Наталья - Минчин Александр. Страница 39
— Наталья, сколько времени?
— Выгоняешь уже меня?
— Нет, но поздно.
— Я остаюсь у тебя до утра.
— Как это? — не понимаю я.
— Очень просто, — отвечает она, — лежа. У тебя никогда женщины не оставались до утра, Санечка?
— Э… да… то есть… не… э.
— Саня, какой ты забавный!
— Ты правда можешь остаться, Наталья?
— К сожалению, я должна вернуться.
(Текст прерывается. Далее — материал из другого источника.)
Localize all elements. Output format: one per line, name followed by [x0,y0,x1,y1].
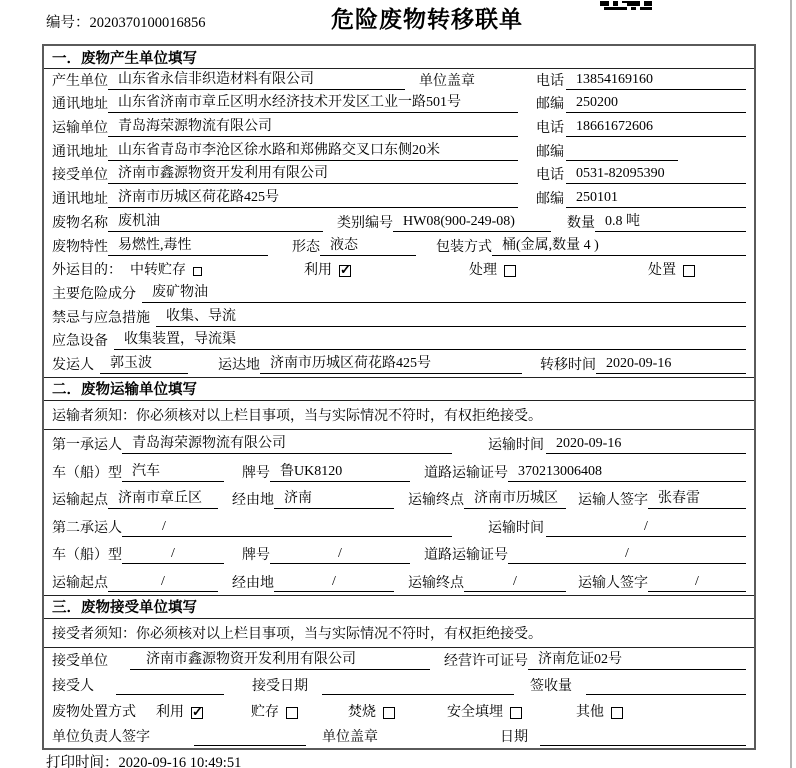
transporter-label: 运输单位 [52,121,108,137]
section1-title: 一．废物产生单位填写 [44,46,754,69]
transport-time-label: 运输时间 [488,520,544,536]
transport-time-value: 2020-09-16 [546,436,746,454]
address-label: 通讯地址 [52,192,108,208]
transporter-row [44,116,754,140]
transport-time-value: / [546,519,746,537]
acceptor-value [116,693,224,695]
carrier2-label: 第二承运人 [52,520,122,536]
carrier2-row [44,512,754,540]
producer-row [44,69,754,93]
route-via-label: 经由地 [232,493,274,509]
transporter-notice: 运输者须知：你必须核对以上栏目事项，当与实际情况不符时，有权拒绝接受。 [44,401,754,430]
taboo-value: 收集、导流 [156,305,746,327]
zip-group [536,188,746,208]
disposal-method-row [44,698,754,723]
route-start-value: 济南市章丘区 [108,487,218,509]
carrier-sign-label: 运输人签字 [578,575,648,591]
equip-value: 收集装置，导流渠 [114,328,746,350]
receiver-zip-value: 250101 [566,190,746,208]
destination-label: 运达地 [218,357,260,373]
waste-name-row [44,211,754,235]
receiver-address-row [44,187,754,211]
hazard-value: 废矿物油 [142,281,746,303]
serial-number-line [46,11,206,32]
route-start-label: 运输起点 [52,575,108,591]
unit-seal-label: 单位盖章 [419,73,475,89]
zip-label: 邮编 [536,192,564,208]
route-end-label: 运输终点 [408,493,464,509]
route-via-value: 济南 [274,487,394,509]
sign-qty-label: 签收量 [530,679,572,695]
packaging-value: 桶(金属,数量 4 ) [492,234,746,256]
responsible-sign-row [44,724,754,749]
waste-name-value: 废机油 [108,210,323,232]
page-right-edge [790,0,792,768]
serial-label: 编号： [46,15,90,31]
section2-title: 二．废物运输单位填写 [44,378,754,401]
hazard-label: 主要危险成分 [52,286,136,302]
transporter-zip-value [566,159,678,161]
section-producer [44,46,754,377]
disposal-option-label: 其他 [576,704,604,720]
route-end-value: / [464,574,566,592]
purpose-option-label: 处理 [469,263,497,279]
form-value: 液态 [320,234,416,256]
carrier2-value: / [122,519,452,537]
disposal-option-label: 利用 [156,704,184,720]
checkbox-checked-icon [339,265,351,277]
plate-label: 牌号 [242,548,270,564]
transport-time-group [488,434,746,454]
sign-qty-value [586,693,746,695]
head-sign-value [194,744,306,746]
disposal-option-label: 焚烧 [348,704,376,720]
phone-label: 电话 [536,168,564,184]
receiver-notice: 接受者须知：你必须核对以上栏目事项，当与实际情况不符时，有权拒绝接受。 [44,619,754,648]
transport-time-label: 运输时间 [488,438,544,454]
address-label: 通讯地址 [52,144,108,160]
print-time-label: 打印时间： [46,755,119,768]
vehicle-type-value: / [122,546,224,564]
purpose-option-label: 利用 [304,263,332,279]
checkbox-icon [193,267,202,276]
plate-value: 鲁UK8120 [270,460,410,482]
vehicle2-row [44,540,754,568]
license-value: 济南危证02号 [528,648,746,670]
route-end-value: 济南市历城区 [464,487,566,509]
plate-label: 牌号 [242,465,270,481]
checkbox-icon [510,707,522,719]
emergency-measures-row [44,306,754,330]
acceptor-row [44,673,754,698]
checkbox-icon [611,707,623,719]
purpose-option-label: 中转贮存 [130,263,186,279]
form-label: 形态 [292,239,320,255]
road-cert-label: 道路运输证号 [424,548,508,564]
qr-code-fragment-icon [600,0,652,16]
emergency-equipment-row [44,330,754,354]
checkbox-checked-icon [191,707,203,719]
form-table [42,44,756,750]
receiver-address-value: 济南市历城区荷花路425号 [108,186,518,208]
section-transporter [44,377,754,595]
plate-value: / [270,546,410,564]
transport-time-group [488,517,746,537]
route-via-label: 经由地 [232,575,274,591]
phone-label: 电话 [536,121,564,137]
checkbox-icon [683,265,695,277]
carrier-sign-value: 张春雷 [648,487,746,509]
section-receiver [44,595,754,749]
shipper-label: 发运人 [52,357,94,373]
route-via-value: / [274,574,394,592]
phone-label: 电话 [536,73,564,89]
route-start-label: 运输起点 [52,493,108,509]
purpose-row [44,259,754,283]
unit-seal-label: 单位盖章 [322,729,378,745]
receive-unit-value: 济南市鑫源物资开发利用有限公司 [130,648,430,670]
producer-address-row [44,93,754,117]
zip-group [536,141,746,161]
purpose-label: 外运目的： [52,263,122,279]
zip-group [536,93,746,113]
transporter-phone-value: 18661672606 [566,119,746,137]
receiver-label: 接受单位 [52,168,108,184]
producer-zip-value: 250200 [566,95,746,113]
zip-label: 邮编 [536,97,564,113]
accept-date-label: 接受日期 [252,679,308,695]
category-label: 类别编号 [337,215,393,231]
zip-label: 邮编 [536,144,564,160]
road-cert-label: 道路运输证号 [424,465,508,481]
hazard-component-row [44,282,754,306]
transfer-time-label: 转移时间 [540,357,596,373]
category-value: HW08(900-249-08) [393,214,551,232]
receiver-value: 济南市鑫源物资开发利用有限公司 [108,162,518,184]
acceptor-label: 接受人 [52,679,94,695]
address-label: 通讯地址 [52,97,108,113]
shipper-value: 郭玉波 [100,352,188,374]
route2-row [44,567,754,595]
carrier-sign-label: 运输人签字 [578,493,648,509]
trait-label: 废物特性 [52,239,108,255]
trait-value: 易燃性,毒性 [108,234,268,256]
route1-row [44,485,754,513]
disposal-label: 废物处置方式 [52,704,136,720]
carrier1-label: 第一承运人 [52,438,122,454]
shipper-row [44,353,754,377]
receive-unit-label: 接受单位 [52,654,108,670]
page-title: 危险废物转移联单 [331,7,523,32]
road-cert-value: 370213006408 [508,464,746,482]
producer-phone-value: 13854169160 [566,72,746,90]
taboo-label: 禁忌与应急措施 [52,310,150,326]
transporter-address-value: 山东省青岛市李沧区徐水路和郑佛路交叉口东侧20米 [108,139,518,161]
transporter-address-row [44,140,754,164]
vehicle-type-value: 汽车 [122,460,224,482]
phone-group [536,164,746,184]
section3-title: 三．废物接受单位填写 [44,596,754,619]
quantity-label: 数量 [567,215,595,231]
date-value [540,744,746,746]
receiver-phone-value: 0531-82095390 [566,166,746,184]
vehicle-type-label: 车（船）型 [52,548,122,564]
transporter-value: 青岛海荣源物流有限公司 [108,115,518,137]
vehicle1-row [44,457,754,485]
vehicle-type-label: 车（船）型 [52,465,122,481]
equip-label: 应急设备 [52,334,108,350]
road-cert-value: / [508,546,746,564]
transfer-time-value: 2020-09-16 [596,356,746,374]
head-sign-label: 单位负责人签字 [52,729,150,745]
checkbox-icon [383,707,395,719]
purpose-option-label: 处置 [648,263,676,279]
checkbox-icon [286,707,298,719]
producer-address-value: 山东省济南市章丘区明水经济技术开发区工业一路501号 [108,91,518,113]
disposal-option-label: 贮存 [251,704,279,720]
receiver-row [44,164,754,188]
phone-group [536,117,746,137]
carrier1-value: 青岛海荣源物流有限公司 [122,432,452,454]
carrier1-row [44,430,754,458]
route-start-value: / [108,574,218,592]
carrier-sign-value: / [648,574,746,592]
print-time-line [46,751,241,768]
waste-trait-row [44,235,754,259]
producer-value: 山东省永信非织造材料有限公司 [108,68,405,90]
serial-value: 2020370100016856 [89,15,206,31]
receive-unit-row [44,648,754,673]
destination-value: 济南市历城区荷花路425号 [260,352,522,374]
license-label: 经营许可证号 [444,654,528,670]
quantity-value: 0.8 吨 [595,210,746,232]
waste-name-label: 废物名称 [52,215,108,231]
date-label: 日期 [500,729,528,745]
checkbox-icon [504,265,516,277]
packaging-label: 包装方式 [436,239,492,255]
disposal-option-label: 安全填埋 [447,704,503,720]
print-time-value: 2020-09-16 10:49:51 [118,755,242,768]
accept-date-value [322,693,514,695]
phone-group [536,70,746,90]
route-end-label: 运输终点 [408,575,464,591]
producer-label: 产生单位 [52,73,108,89]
Я тоже хоть раз хотела: встать с утра, приготовить тебе завтрак, дать его — в постель… и не вставать до вечера.
— Наталья, — я целую ее губы, подбородок, — спасибо за эти слова.
— Только слова, — грустно говорит она.
Снег на улице только по бокам, сугробами. Совсем поздно, ни души.
— Видишь, Наталья, так и не удалось мне искупать тебя в ванне с шампанским. Даже ванны нет.
— Но я это мужественно переношу. А, Санечка?
— Что это? Ванну или шампанское?
Она несет медведя под мышкой. Такой большой и такой рыжий. Мне не дает, чтобы я помог.
— Саня, я сейчас что-то скажу тебе, только отнесись к этому нормально. Ладно?
— Угу.
— Я завтра не смогу увидеть тебя. И мама вечером звонить должна.
Я смотрю внимательно на нее.
— Ну, Саня. Он хочет пригласить меня куда-то. Мне это совсем не надо. Но не могу же я сказать, что иду к подруге заниматься 8-го марта. Это семейный ритуал в течение пяти лет.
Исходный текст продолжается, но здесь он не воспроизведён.